Radar device according to any one of claims 1 to 3. the wavelength is determined by the frequency of the radar signal;
Radar device according to any one of claims 1 to 4. a first array antenna;
a second array antenna;
a radar transmitter that transmits a radar signal using one of the first array antenna and the second array antenna;
a radar receiver that receives a reflected wave signal of the radar signal reflected by a target using the other of the first array antenna and the second array antenna;
and
The first array antenna includes a plurality of first antennas,
Each of the plurality of first antennas is arranged at a different position in a first direction,
the second array antenna includes a plurality of second antennas,
Each of the plurality of second antennas is arranged at a different position in the first direction,
The distance between two adjacent first antennas among the plurality of first antennas is one wavelength or more in the first direction,
an interval between two adjacent second antennas among the plurality of second antennas is one wavelength or more in the first direction;
The absolute value of the difference between the interval between the two adjacent first antennas and the interval between the two adjacent second antennas is 0.5 wavelength or more and 0.75 wavelength or less in the first direction. including something
at least one of the plurality of first antennas and the plurality of second antennas includes a plurality of antenna elements arranged in the first direction;
radar equipment.

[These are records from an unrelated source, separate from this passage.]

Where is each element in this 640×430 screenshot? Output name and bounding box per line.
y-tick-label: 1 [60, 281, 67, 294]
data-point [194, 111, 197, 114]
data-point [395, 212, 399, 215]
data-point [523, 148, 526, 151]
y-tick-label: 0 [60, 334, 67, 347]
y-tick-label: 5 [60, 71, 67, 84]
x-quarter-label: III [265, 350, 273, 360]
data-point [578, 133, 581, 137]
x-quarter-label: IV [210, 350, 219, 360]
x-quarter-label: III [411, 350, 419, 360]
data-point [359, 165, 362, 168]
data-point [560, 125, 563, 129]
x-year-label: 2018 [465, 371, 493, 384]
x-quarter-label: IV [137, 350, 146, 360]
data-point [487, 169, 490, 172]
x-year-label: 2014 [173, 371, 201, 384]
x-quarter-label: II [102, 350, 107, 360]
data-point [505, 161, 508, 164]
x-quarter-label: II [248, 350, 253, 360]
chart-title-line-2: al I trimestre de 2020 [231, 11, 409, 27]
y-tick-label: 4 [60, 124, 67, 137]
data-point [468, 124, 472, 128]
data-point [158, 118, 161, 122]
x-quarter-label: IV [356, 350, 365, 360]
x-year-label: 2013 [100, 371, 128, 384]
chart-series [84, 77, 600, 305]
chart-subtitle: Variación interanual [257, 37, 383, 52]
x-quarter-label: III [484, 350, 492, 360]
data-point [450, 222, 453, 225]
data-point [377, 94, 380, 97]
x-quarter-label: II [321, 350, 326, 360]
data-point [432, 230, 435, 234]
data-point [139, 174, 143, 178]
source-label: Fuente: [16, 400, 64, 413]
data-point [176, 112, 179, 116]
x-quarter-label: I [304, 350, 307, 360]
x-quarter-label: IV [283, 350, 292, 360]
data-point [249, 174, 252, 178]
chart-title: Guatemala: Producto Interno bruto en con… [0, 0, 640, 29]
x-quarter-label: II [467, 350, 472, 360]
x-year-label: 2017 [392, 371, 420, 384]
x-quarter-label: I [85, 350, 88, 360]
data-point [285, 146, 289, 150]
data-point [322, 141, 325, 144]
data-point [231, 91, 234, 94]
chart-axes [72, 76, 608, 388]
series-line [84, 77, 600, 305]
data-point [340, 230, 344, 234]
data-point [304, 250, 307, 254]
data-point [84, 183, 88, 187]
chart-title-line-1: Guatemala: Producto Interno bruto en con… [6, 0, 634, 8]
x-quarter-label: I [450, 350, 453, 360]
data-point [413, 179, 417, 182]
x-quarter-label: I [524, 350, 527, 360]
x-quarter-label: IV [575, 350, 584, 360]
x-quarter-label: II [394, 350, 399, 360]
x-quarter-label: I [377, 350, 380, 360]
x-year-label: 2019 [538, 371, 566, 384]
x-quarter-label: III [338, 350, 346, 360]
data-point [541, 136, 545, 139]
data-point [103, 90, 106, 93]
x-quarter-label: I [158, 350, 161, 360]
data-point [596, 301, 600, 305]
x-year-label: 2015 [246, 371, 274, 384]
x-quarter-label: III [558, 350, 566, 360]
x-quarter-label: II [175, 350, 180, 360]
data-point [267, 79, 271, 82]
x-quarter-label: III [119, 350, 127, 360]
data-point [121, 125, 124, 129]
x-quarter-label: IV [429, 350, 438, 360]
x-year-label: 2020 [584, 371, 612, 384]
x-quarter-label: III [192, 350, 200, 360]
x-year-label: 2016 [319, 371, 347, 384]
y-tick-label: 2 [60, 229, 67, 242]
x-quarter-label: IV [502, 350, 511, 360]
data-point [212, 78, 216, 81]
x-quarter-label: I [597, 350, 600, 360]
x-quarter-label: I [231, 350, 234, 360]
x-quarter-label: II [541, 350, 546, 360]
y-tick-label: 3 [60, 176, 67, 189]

At least one of the plurality of first antennas and the plurality of second antennas, which includes a plurality of antenna elements arranged in the first direction, has a size in the first direction equal to that of the two adjacent second antennas. larger than the absolute value of the difference between the spacing of one antenna and the spacing of the two adjacent second antennas;
The radar device according to claim 6. At least one of the plurality of first antennas and the plurality of second antennas, which includes a plurality of antenna elements arranged in the first direction, has a size in the first direction equal to that of the two adjacent second antennas. smaller than the narrowest interval between the interval between one antenna and the interval between the two adjacent second antennas;
The radar device according to claim 6 or 7. a virtual reception array antenna composed of the first array antenna and the second array antenna has a plurality of virtual reception antennas;
At least one of two adjacent virtual reception antenna intervals of the plurality of virtual reception antennas is 0.5 wavelength or more and 0.75 wavelength or less in the first direction.
The radar device according to any one of claims 6 to 8. the wavelength is determined by the frequency of the radar signal;
Radar installation according to any one of claims 6 to 9.